Legal textbooks of great standing are sometimes referred to in cases. We usually see these in the more esoteric areas of law. In cases involving withdrawing life support from patients we might see references to legal or philosophic writers. In the Tony Bland case reference was made by one judge to the philosophy works of Professor Bernard Williams.
Parliament is responsible for approving new laws (legislation). The government introduces most plans for new laws, or changes to existing laws - but they can originate from an MP, Lord or even a member of the public or private group. Before they can become law, both the House of Commons and House of Lords must debate and vote on the proposals.
The process is as follows:
- Introducing legislation - Bills normally introduce new laws. Bills that deal with more political or controversial issues usually begin in the Commons.
- Defeating and delaying legislation - To become law the text of a Bill must be agreed by both Houses. Either House can vote down a Bill in which case it will normally not become law - but there are exceptions. The Commons can pass the same Bill in two successive years, in which case it can become law without the agreement of the Lords. Bills which are only about money (raising taxes or authorising government expenditure) are not opposed in the Lords and may only be delayed for a month.
- Royal Assent - The reigning monarch has to approve all new laws - called the Royal Assent - but this is a formality as in practice it is not withheld. Royal Assent was last withheld in 1708 when Queen Anne refused a Bill to settle the Militia in Scotland.

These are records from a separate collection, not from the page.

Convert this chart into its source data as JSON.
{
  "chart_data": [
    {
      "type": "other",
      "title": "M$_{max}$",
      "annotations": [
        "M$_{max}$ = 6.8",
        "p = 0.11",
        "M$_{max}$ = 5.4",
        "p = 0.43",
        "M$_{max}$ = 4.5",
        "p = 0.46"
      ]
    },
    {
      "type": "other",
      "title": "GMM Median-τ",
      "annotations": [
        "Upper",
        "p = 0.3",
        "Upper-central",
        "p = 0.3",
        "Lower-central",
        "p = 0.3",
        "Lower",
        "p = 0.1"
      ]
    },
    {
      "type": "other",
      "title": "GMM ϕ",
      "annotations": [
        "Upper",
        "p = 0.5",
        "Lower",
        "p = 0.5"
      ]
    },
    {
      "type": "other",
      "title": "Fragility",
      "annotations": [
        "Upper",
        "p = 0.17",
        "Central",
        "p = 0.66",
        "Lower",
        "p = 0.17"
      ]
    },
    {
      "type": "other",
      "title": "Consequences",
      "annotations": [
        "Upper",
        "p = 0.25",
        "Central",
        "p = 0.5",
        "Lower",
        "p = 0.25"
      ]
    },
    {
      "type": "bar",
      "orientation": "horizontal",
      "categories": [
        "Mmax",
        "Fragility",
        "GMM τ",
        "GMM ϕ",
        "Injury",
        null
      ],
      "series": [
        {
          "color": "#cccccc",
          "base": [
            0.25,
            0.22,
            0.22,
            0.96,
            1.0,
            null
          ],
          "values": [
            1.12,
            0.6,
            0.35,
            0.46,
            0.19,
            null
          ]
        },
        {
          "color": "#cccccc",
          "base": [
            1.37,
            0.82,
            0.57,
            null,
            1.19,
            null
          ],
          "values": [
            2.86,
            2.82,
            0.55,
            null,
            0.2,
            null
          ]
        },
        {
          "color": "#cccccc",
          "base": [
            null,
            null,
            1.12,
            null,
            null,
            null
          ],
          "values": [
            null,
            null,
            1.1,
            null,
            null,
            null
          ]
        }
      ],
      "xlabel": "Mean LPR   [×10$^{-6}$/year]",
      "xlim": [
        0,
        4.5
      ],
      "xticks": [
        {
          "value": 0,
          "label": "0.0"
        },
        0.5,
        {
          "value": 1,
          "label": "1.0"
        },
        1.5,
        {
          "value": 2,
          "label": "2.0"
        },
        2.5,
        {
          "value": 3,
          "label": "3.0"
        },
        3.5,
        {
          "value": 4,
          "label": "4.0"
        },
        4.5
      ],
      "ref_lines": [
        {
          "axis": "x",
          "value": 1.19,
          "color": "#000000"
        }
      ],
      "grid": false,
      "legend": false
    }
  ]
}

- When a Bill is given Royal Assent it becomes an Act of Parliament. It is then the responsibility of the relevant government department to implement that law (eg, the Home Office will deal with new Acts relating to immigration).
Here are some questions that will help you develop your knowledge of the process of legislation:
- Can an Act of Parliament apply outside the UK?
- Why do old statutes provide the Law Commission with a good deal of work?
- What did the Statute Law (Repeals) Act 1998 achieve?
- What does the term “Queen in Parliament” mean?
- What is a private bill? Give an example.
- Give an example of a hybrid bill.
- What is meant by the phrase “hold the government to account” as applied to the House of Commons?
- How does the House of Commons deal with the problem of not having to sufficient time to have proper discussion of legislation?
- What do consolidation bills achieve?
- What real power does the House of Lords retain?